DIREITO POSITIVO OU DIREITO JUSTO?
Um breve ensaio sobre as teorias desenvolvidas por Kelsen sobre moral e justiça
Adriana Azevedo de Araujo Lima


Na concepção da maior parte dos acadêmicos do Direito, Hans Kelsen é um ícone representativo do Direito Positivo, utilizado como exemplo por quem valoriza a "dura Lex", e acredita que valores como a moral, os costumes do local devem ser excluídos para redigir as peças e julgar as ações. Contudo, estudando a teoria Kelseniana através dos escritos do próprio Kelsen, descobre-se que este famoso autor foi além da Lei pela Lei. No livro "O problema da justiça", logo em sua introdução, discorre sobre a justiça como uma qualidade moral, e classifica-a (a justiça) como pertencente ao domínio da moral.
Faz um comparativo com a conduta social do indivíduo como forma de exteriorizar o seu sentimento de justiça, ou seja, se o indivíduo respeita as normas de conduta da sociedade a qual pertence, está sendo justo, ao contrário, se as transgride, está sendo injusto.
A maior parte dos doutrinadores contemporâneos considera que justiça se confunde com moral, quanto aos seus conceitos.
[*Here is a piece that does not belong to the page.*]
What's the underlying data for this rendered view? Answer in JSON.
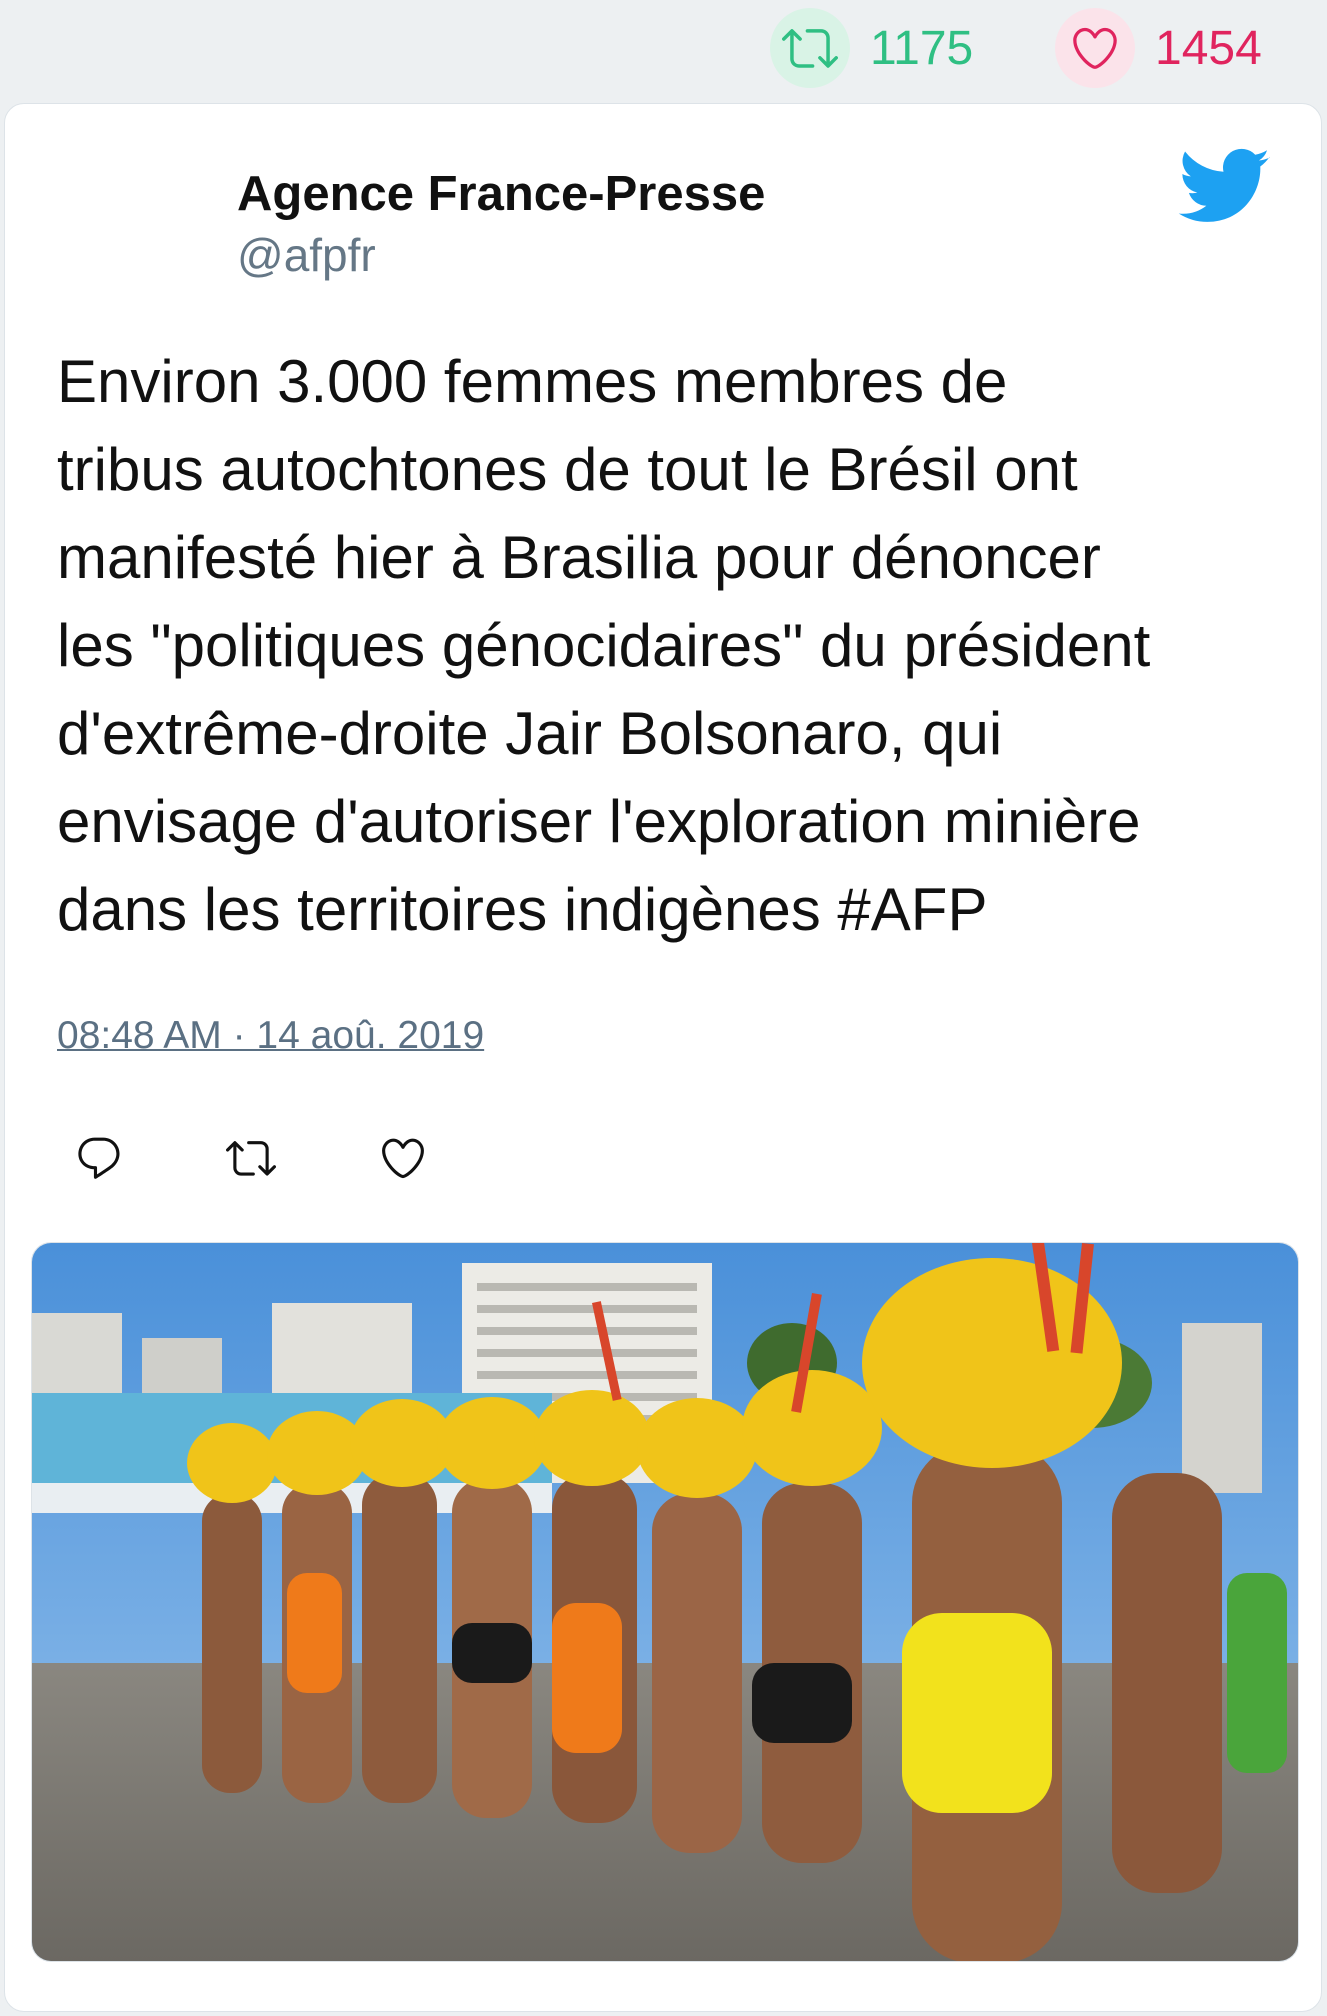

Como exemplo, pode-se citar Dimitri Dimoulis, em sua apresentação do livro "O caso dos denunciantes invejosos", quando cita:
(...) A moral estabelece os comportamentos "justos", ou seja, os comportamentos adequados e aceitos em determinada sociedade. Nesse sentido, a moral impõe aos membros da sociedade determinados padrões de comportamento, seguindo o critério do justo. Por sua vez, a pessoa que é moralmente correta deve fazer o justo adotando regras de comportamento conforme o ideal da justiça social. Em palavras mais simples, a moral se identifica com a justiça porque nunca aquilo que é imoral pode ser considerado justo, nem aquilo que é visto como injusto pode ser moralmente correto (p. 12-13).
Kelsen faz, porém uma distinção entre moral e justiça, enfatizando que as noções dadas às normas de direito positivo e de justiça não podem caminhar juntas, vez que podem ser conflituosas entre si. Para justificar tal afirmação, utiliza-se do termo "validade", dizendo que:
(...) Em face de uma norma de justiça pressuposta como válida não pode ser considerada válida uma norma do direito positivo que a contradiga e, inversamente, em face de direito positivo pressuposta como válida não pode ser considerada válida uma norma da justiça que a contrarie (p. 06).
Noberto Bobbio, considerado um dos principais seguidores de Kelsen, afirma que:
(...) validade da norma jurídica indica a qualidade de tal norma, segundo a qual existe na esfera do direito ou, em outros termos, existe como norma jurídica. Dizer que uma norma jurídica é válida significa dizer que tal norma faz parte de um ordenamento jurídico real, efetivamente existente em uma dada sociedade (p. 136-137).
A partir dessa afirmação surge a dúvida entre qual seria o melhor sistema, o moralista, que deve harmonizar os preceitos morais com as normas jurídicas, ou o positivista, em que prevalece o que está escrito, positivado na Lei. Pode-se entender que o melhor caminho seria o moralismo da validade, que faz depender a validade de uma norma jurídica de seu acordo com as exigências básicas da moral.
Há de se fazer, portanto uma clara distinção entre moral e justiça, utilizando para tanto a regra de validade da norma jurídica, mas não em detrimento da norma de justiça, pois esta é a importância de estudar as normas de conduta social, saber que uma está fundada na outra, e se houver discordância entre elas, que prevaleça a norma jurídica, para evitar que haja divergência entre os muitos sistemas de regras morais e diversas opiniões sobre o justo e o correto. Todavia, de forma que o legislador seja sensibilizado e não utilize de caráter subjetivo ou, como afirma Lévy-Bruhl, as leis podem entrar em desuso, por constituírem "letra morta".

REFERÊNCIAS

BOBBIO, Norberto. O positivismo jurídico: lições de filosofia do direito. São Paulo: Ícone, 1995.

DIMOULIS, Dimitri. O caso dos denunciantes invejosos: introdução prática às relações entre direito, moral e justiça. São Paulo: Editora Revista dos Tribunais, 2003.

KELSEN, Hans. O problema da justiça. 3.ed. São Paulo: Martins Fontes, 1998.

LÉVY-BRUHL, Henri. Sociologia do direito. 2.ed. São Paulo: Martins Fontes, 1997.